Perhaps less widely discussed, however,
is the technique guiding such improvised counterpoint. How do the independent
voices relate to each other? For performances of compositions from the American
Songbook, a given chord sequence will obviously circumscribe the harmonic
content of the improvisation (unlike purely free-improvised pieces like
“Intuition” and “Digression”). But is that the full extent of the musical
coherence, or can we discover other significant relationships between the
voices in Tristano-school counterpoint?
In the second bar of the form, Marsh
introduces a motive which outlines a four-note stepwise ascent. Following by
one beat and before Marsh’s statement is completed, Konitz answers with the
retrograde version of the motive. Konitz repeats the retrograde form of the
motive in bar 4, this time transposed down a diatonic step, and he follows in
bar 5 with a varied form of the descending motive which foreshadows later
motivic developments. The original ascending form of the motive returns in
Marsh’s line in bar 6, where it is roughly played twice in succession. Finally, Konitz answers in bars 7 and 8 with an
elaborated statement of the ascending motive, outlining G-A-B-flat-C, plus the
falling third (B-flat-G) as when we first heard the motive from Marsh. Konitz’s
final sounding of the motive is put into relief by the fact that it clearly
outlines G minor, anticipating the formal harmonic arrival of this chord by a
measure and a half.
In addition to its motivic coherence, this
passage is also interesting for its elegant higher-level voice-leading. In the
first four measures, Konitz embellishes a descending stepwise line of F(bars 2–3)-E-D-C(bar
4)---an instance of the motive in retrograde---while Marsh in contrary motion ascends by step from F (bar 2, heard in the
upper octave) through G (bar 3) to A (bar 4). Konitz and Marsh seem to
simultaneously anticipate the F chord of bar 5 by placing chord tones (C and A,
respectively) on the final beat of measure 4. Measure 5 finds the two players
exchanging voices, C for neighbor-note embellished E, and another
voice-exchange in the following measure switches F and D-flat (C-sharp) on beat
one and the upbeat of three. Konitz and Marsh reach a unison E-flat, from above
and below, respectively, in bar 7. The prevalence of consonant thirds and
sixths between the two voices in these bars is noteworthy.

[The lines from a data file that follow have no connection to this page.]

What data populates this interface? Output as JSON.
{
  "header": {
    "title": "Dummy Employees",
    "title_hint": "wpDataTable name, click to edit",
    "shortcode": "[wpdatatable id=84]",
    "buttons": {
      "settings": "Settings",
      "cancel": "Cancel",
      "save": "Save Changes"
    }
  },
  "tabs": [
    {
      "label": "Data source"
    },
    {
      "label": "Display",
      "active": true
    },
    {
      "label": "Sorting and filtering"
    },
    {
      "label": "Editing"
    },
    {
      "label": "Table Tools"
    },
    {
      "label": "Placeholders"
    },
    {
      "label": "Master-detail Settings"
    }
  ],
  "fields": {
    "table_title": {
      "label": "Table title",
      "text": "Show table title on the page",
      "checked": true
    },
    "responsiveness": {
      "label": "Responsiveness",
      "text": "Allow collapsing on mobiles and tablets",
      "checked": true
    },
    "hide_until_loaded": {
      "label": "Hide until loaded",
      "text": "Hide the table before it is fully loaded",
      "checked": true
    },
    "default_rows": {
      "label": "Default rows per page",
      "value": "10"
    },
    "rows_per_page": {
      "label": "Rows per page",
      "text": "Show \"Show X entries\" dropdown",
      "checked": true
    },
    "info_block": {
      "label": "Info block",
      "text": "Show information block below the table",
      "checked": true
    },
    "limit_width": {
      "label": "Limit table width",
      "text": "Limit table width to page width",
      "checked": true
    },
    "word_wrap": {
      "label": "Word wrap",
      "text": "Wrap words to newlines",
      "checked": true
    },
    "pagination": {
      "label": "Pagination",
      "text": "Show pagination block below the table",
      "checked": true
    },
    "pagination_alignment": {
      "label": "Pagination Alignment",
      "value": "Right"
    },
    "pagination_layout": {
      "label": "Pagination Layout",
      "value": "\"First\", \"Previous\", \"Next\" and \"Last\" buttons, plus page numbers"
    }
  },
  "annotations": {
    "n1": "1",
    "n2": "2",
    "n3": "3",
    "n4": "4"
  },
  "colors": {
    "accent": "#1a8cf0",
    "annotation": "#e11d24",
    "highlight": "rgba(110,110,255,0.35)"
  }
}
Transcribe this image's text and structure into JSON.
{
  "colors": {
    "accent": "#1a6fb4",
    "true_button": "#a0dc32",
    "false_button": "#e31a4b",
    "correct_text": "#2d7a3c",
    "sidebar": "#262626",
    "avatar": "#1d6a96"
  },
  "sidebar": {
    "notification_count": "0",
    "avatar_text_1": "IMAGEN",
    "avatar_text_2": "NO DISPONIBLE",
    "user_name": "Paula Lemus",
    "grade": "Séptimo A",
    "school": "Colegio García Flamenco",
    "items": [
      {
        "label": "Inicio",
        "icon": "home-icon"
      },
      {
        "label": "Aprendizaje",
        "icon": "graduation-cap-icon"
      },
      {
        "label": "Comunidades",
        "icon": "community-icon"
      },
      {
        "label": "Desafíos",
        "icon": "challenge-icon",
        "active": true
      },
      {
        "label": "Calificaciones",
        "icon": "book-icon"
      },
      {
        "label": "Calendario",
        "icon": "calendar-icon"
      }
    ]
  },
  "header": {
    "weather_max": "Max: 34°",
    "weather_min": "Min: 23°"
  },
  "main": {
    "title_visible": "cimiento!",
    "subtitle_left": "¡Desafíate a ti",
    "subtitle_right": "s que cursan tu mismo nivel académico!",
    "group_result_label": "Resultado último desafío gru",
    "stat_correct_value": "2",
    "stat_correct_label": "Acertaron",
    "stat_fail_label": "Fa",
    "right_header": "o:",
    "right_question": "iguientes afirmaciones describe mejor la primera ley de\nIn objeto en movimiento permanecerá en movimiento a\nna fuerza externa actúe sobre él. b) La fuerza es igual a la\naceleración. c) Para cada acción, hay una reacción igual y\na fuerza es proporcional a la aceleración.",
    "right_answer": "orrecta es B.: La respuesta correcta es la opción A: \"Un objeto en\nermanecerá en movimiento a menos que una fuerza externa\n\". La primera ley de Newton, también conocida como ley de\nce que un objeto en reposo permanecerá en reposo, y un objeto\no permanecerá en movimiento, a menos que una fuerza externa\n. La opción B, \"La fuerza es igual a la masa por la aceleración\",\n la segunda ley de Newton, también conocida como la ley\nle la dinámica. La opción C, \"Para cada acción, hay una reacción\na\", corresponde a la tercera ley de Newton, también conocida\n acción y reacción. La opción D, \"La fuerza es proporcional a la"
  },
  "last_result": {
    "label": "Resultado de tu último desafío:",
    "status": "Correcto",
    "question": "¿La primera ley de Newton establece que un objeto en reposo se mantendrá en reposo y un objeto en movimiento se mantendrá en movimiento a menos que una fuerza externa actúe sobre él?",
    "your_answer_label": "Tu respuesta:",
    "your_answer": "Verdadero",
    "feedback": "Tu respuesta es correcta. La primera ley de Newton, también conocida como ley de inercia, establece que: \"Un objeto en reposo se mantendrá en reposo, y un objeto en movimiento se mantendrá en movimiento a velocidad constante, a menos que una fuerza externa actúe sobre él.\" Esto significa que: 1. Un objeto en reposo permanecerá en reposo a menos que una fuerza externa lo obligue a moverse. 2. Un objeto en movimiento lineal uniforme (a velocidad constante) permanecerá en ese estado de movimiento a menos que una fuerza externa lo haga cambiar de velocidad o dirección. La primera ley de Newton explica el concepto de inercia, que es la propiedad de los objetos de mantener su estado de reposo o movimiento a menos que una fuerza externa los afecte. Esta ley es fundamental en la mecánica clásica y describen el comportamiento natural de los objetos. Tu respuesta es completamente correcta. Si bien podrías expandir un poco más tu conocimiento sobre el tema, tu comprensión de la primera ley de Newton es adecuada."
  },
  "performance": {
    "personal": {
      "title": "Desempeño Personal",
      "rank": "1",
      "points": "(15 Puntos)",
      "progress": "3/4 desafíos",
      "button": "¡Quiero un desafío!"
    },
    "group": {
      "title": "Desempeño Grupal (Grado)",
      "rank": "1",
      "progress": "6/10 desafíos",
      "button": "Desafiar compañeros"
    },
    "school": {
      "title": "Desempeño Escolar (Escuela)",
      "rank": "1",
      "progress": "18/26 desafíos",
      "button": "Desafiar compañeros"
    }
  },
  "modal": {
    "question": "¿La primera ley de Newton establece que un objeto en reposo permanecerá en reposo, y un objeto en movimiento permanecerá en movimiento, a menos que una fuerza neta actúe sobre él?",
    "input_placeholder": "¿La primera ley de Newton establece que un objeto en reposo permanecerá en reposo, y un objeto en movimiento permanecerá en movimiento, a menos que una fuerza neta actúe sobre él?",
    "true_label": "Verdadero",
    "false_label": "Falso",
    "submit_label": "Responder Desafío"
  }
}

Another period of imitative cohesion
arises in measure 12 beginning with Konitz’s stepwise “down-up” motive (which
at least in terms of its initial pitch content seems related to the original
motive of measure 2). After stating the motive, Konitz repeats it four times
at different pitch levels through measure 15. Marsh follows behind by a bar,
imitating the “down-up” motive in measures 13 and 14. Note the contrary-motion
3-6 progression onto the strong beat 3 in bar 13 and the parallel thirds on the
first two beats of bar 14. Konitz’s phrase-ending ^3-^1 descent in bar 15 is
inverted and lengthened to two measures as Marsh responds with the ascending
sixth in bars 15–16.
The start of the second half of the form
finds Konitz reactivating the preceding motive, this time in inversion (“up-down”)

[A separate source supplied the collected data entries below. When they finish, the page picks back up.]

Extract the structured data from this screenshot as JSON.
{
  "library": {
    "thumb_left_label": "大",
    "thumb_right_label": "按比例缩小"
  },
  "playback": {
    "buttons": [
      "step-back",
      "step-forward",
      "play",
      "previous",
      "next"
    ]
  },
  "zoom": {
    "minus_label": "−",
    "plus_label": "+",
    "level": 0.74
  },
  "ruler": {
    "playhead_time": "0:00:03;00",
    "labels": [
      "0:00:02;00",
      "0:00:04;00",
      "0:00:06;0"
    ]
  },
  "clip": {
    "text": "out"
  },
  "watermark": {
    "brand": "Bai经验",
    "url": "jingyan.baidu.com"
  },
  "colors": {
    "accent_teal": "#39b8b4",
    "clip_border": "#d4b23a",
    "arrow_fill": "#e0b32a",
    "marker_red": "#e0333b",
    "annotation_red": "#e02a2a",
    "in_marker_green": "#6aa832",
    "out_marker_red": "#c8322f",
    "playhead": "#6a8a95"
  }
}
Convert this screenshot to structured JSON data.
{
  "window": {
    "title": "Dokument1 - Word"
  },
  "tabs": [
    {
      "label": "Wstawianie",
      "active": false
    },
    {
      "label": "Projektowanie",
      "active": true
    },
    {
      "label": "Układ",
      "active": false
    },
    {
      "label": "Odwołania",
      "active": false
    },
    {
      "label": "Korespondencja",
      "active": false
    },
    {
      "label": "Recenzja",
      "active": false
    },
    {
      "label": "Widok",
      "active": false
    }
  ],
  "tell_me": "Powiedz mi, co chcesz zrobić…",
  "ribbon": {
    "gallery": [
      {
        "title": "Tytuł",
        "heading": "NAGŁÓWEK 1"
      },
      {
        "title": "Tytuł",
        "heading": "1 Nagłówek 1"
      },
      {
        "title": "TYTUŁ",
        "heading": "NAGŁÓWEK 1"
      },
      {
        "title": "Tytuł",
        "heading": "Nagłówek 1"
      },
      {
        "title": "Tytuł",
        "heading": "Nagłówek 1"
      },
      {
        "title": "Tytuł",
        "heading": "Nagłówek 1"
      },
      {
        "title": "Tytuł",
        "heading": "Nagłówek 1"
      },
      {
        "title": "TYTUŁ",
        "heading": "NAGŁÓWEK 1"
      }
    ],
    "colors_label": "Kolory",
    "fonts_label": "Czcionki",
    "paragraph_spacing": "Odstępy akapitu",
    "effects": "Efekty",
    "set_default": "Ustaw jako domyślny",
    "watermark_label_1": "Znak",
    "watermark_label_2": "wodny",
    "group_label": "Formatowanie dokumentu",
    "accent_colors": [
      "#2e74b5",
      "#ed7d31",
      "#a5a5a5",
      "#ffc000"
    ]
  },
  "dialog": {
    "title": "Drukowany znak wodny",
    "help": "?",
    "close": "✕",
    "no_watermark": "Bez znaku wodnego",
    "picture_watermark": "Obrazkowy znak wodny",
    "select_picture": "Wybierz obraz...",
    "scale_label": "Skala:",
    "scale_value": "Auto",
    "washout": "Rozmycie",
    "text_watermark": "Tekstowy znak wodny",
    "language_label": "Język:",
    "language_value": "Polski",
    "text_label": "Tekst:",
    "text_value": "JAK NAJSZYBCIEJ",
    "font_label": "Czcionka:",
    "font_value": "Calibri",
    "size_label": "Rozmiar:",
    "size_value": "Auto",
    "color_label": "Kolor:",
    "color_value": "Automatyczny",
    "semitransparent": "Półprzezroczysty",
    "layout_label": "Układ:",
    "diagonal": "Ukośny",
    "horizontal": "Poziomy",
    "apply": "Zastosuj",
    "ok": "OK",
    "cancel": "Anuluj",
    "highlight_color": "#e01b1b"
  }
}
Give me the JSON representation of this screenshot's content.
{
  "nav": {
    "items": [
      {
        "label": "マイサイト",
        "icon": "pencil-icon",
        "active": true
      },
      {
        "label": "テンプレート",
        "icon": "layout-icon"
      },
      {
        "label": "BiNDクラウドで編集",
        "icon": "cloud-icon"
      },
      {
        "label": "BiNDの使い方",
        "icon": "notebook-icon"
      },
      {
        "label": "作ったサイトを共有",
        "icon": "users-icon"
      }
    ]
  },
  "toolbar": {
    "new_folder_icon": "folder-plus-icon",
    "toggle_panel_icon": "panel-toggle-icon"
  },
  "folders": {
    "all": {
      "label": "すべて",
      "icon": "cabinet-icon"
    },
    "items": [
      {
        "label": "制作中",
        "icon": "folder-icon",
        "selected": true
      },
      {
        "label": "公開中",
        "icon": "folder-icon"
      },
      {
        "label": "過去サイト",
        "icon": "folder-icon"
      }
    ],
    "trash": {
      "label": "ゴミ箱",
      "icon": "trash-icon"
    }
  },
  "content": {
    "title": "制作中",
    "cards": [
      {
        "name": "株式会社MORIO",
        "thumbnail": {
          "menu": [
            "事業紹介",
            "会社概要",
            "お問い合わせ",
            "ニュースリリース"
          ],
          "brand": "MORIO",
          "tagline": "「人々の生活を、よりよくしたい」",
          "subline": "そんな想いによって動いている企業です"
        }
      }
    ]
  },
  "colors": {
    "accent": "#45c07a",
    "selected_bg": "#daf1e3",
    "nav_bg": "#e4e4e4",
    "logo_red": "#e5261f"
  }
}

at the same pitch level as in bar 12 and immediately elided with a form of the
original (“down-up”) at the third below. Konitz returns to this motive in its full
form in bars 19–20, and then isolates the “down-up” fragment in bar 21. In
measures 22–24 Konitz reverses the order of the motive fragments for two
statements of “up-down + third descent / down-up,” with the first half of each
accelerated rhythmically as sixteenth notes. Marsh’s imitation, meanwhile,
consists of a two-fold answer to the “up-down” motive segment with descending
third in bar 18, which then spins off a chromatic ascent of the minor third
dyad to bar 21.
Finally, the technique of voice-exchange
heard earlier returns in bars 31–32, where two chromatic instances of it, first
exchanging C for A and then F for A, outline the chromatically-inflected tonic triad. This final passage also includes an example each of the chromatically-ascending minor third dyad and the falling third, both of which are motivically salient due to their earlier appearances in the music discussed above.